Немного позднее к ним наконец присоединяется Поэт-Криминолог и Следователь рассказывает ему о странных открытиях, сделанных Литературоведом, после чего вся троица отправляется ужинать в Морской клуб.
— И что же всё это нам дает? — спрашивает Поэт-Криминолог после того, как все заказали обильный ужин из даров моря.
— Вы собираетесь работать за едой? — удивляется Литературовед.
— А почему бы и нет? Речь же идет не об историях, каких полно в книгах Карла Найя и от которых я засыпаю, а о настоящем расследовании его тайной жизни и жизни членов его семьи. То, что все видели, — это одно, а то, как они жили на самом деле, — это другое. Жизнь любого «великого человека» независимо от того, на самом ли деле он великий или его таковым считают, наполнена страхом. В человеческом обществе царит обычный биологический порядок: женитьба, рождение детей, возможность властвовать над как можно большим количеством других людей. Однако у некоторых индивидов, как опухоль, разрастаются тщеславие, гордость, постоянно неудовлетворенные желания, что выделяет их из общей массы. Эти индивиды пользуются теми же, обычными средствами, методами, что и другие люди, но никто не знает, как им удается становиться незаурядными личностями. Одни, уловив дух времени, проявляют себя великолепными стратегами и быстро приобретают славу «великих». Другие, как Юлий, возводят эшафот под свою жизнь… или, скорее, делают из своей жизни эшафот.
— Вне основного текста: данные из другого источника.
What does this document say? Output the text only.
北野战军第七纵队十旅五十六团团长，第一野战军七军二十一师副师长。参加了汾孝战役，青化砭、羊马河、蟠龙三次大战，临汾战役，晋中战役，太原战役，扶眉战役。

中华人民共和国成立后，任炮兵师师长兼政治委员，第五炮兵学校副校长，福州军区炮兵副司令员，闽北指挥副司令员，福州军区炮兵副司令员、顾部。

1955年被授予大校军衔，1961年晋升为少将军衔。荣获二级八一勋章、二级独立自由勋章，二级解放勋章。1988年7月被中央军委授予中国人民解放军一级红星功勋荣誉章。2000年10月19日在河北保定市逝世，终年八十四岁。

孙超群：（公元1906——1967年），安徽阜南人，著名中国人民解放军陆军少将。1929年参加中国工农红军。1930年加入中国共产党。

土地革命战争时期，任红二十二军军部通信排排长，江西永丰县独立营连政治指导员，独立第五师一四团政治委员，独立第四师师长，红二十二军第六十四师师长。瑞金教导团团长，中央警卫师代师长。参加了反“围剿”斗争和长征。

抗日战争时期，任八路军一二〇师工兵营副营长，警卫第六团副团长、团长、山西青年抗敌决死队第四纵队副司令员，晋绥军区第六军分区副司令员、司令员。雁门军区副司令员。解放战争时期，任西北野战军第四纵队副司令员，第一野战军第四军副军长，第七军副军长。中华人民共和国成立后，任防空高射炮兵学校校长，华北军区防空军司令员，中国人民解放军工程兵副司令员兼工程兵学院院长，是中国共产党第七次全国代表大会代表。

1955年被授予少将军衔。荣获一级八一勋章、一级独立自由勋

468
— Совершенно верно! — восклицает Литературовед. — Всю свою жизнь Юлий подставлял шею под лезвие гильотины, и оно то и дело опускалось на нее. Из этих повторяющихся неудач и ранений он умудрился извлечь таинственный яд — ужасный и в то же время прекрасный нектар. Да, проза Юлия прекрасна, красива, как «красивы», по вашим словам, бывают некоторые преступления. Она великолепна еще и потому, что является выдумкой чистейшей воды, словно загадочный кусок будущего слишком рано попал в настоящее. Насколько меня никогда не привлекал путь, которым шел Карл, настолько меня завораживал «антипуть», который выбрал Юлий. Точно так же меня завораживают «антипути» Розы, Курта и Франца, особенно когда понимаешь, какие тонкие нити связывают их с настоящим «величием» Юлия.
— Давайте перейдем к делу! — просит Следователь. — Нас интересует не эстетическая траектория их творений, а связь между произведениями и загадкой «Урана».
— Послушайте, — говорит Криминолог, — но если есть загадка, то она должна выглядеть как постскриптум в конце их произведений и жизней. И я благодарю Бога, что наш друг Литературовед среди рукописей Юлия нашел зашифрованные тексты, подтверждающие его тайную болезнь — зависть. Теперь нужно узнать, чему завидовал Юлий. Может, успехам Карла?
— Только не им, — возражает Литературовед.
— Тогда любовному или семейному счастью Карла?
— Тоже нет.
— Огромным гонорарам?
— Тем более нет! Юлию нужно было почти ничего или крайне мало.
— Тогда чему? Может, он завидовал зависти, которую вызывал у Карла? Завидовал, что не испытывает зависти?
— Вы просто неистощимы на парадоксы! — восклицает Следователь.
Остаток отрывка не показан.